The world's coastal ecosystems are under stress. The numbers tell the story: Over 50 percent of the global population resides within 100 kilometers of a coastline, a thin ribbon of land that includes three-fourths of the megacities with more than 10 million residents. Farms and factories needed to sustain all those people release fertilizers and toxic chemicals into our rivers, streams, and estuaries. Degraded water quality is the most obvious result, but the onslaught of nutrients has a more insidious effect. Fertilizer runoff causes coastal algae to proliferate; the algae take most of the oxygen in the water, causing fish to die and disrupting the food chain for humans and other organisms. As coastal populations keep increasing, the stresses are increasing with them.

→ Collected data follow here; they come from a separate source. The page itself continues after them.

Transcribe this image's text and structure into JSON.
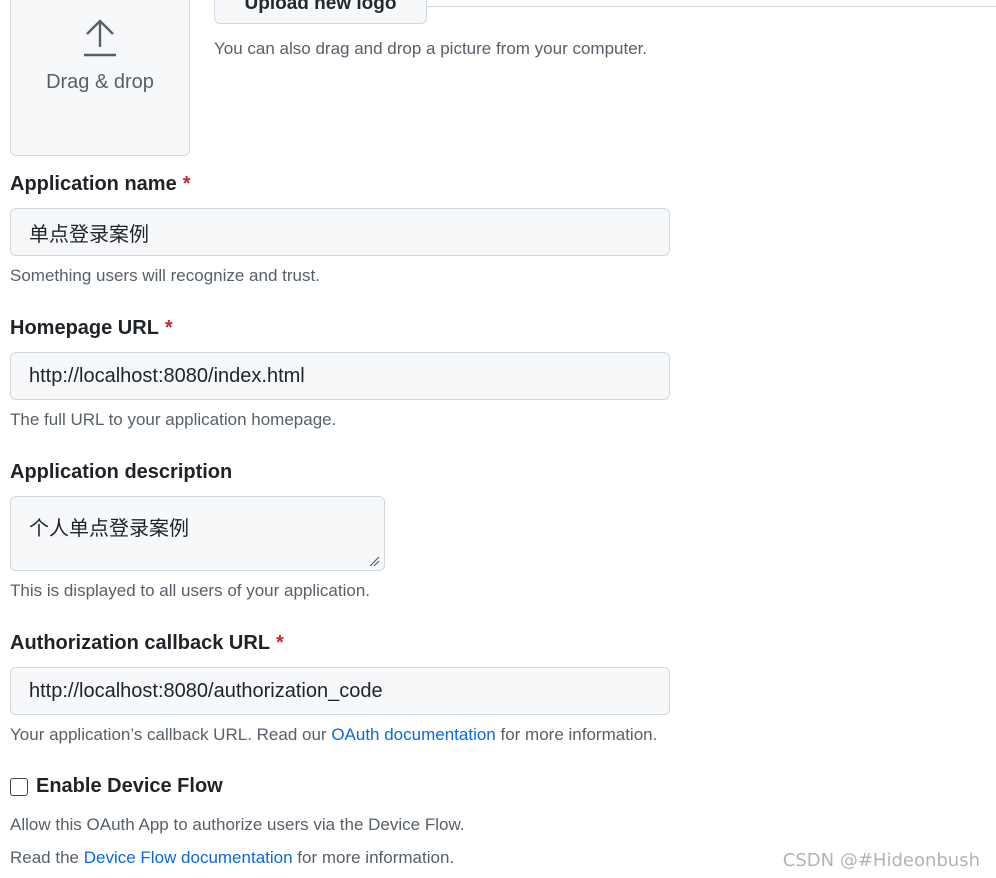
{
  "logo": {
    "drop_label": "Drag & drop",
    "upload_button": "Upload new logo",
    "hint": "You can also drag and drop a picture from your computer."
  },
  "fields": {
    "app_name": {
      "label": "Application name",
      "required_mark": "*",
      "value": "单点登录案例",
      "note": "Something users will recognize and trust."
    },
    "homepage": {
      "label": "Homepage URL",
      "required_mark": "*",
      "value": "http://localhost:8080/index.html",
      "note": "The full URL to your application homepage."
    },
    "description": {
      "label": "Application description",
      "value": "个人单点登录案例",
      "note": "This is displayed to all users of your application."
    },
    "callback": {
      "label": "Authorization callback URL",
      "required_mark": "*",
      "value": "http://localhost:8080/authorization_code",
      "note_before": "Your application’s callback URL. Read our ",
      "note_link": "OAuth documentation",
      "note_after": " for more information."
    }
  },
  "device_flow": {
    "label": "Enable Device Flow",
    "checked": false,
    "note1": "Allow this OAuth App to authorize users via the Device Flow.",
    "note2_before": "Read the ",
    "note2_link": "Device Flow documentation",
    "note2_after": " for more information."
  },
  "watermark": "CSDN @#Hideonbush",
  "colors": {
    "accent_link": "#0969da",
    "required": "#cf222e",
    "input_bg": "#f6f8fa",
    "muted_text": "#57606a"
  }
}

The production of reactive nitrogen- from sources such as synthetic nitrogen fertilizers, legume and rice cultivation, and fossil fuel combustion-began in earnest during the Industrial Revolution and has increased sharply in recent decades; by 2005, global production reached 187 million metric tons of nitrogen. Since the 1970s, all that production has dramatically altered the flux of nutrients-not just nitrogen but also phosphorus from fertilizers, sewage, and detergents-from the landscape to receiving waters. The over-enrichment of such nutrients, commonly defined as eutrophication, has emerged as one of the leading causes of water quality impairments in coastal marine ecosystems.
Coastal ecosystems cover approximately 20 percent of the Earth's surface and are extremely diverse. More than 415 of these areas worldwide are experiencing symptoms of eutrophication, according to a 2008 World Resources Institute study, and that number is growing. These areas represent half of the value of global economic services, such as tourism, recreation, coastal fisheries, and aquaculture.
Coastline waterways are important to everyone in some way: They harbor fisheries and other resources, prevent erosion, protect people from floods and storm surges, maintain ocean biodiversity, support recreation and tourism, and are culturally important to local heritages. Often the centers of activity for beachside recreation, these areas are also resources for minerals and geological products. Without these ecosystems, people would not be able to eat seafood, because 90 percent of global fishery activity occurs in coastal waters.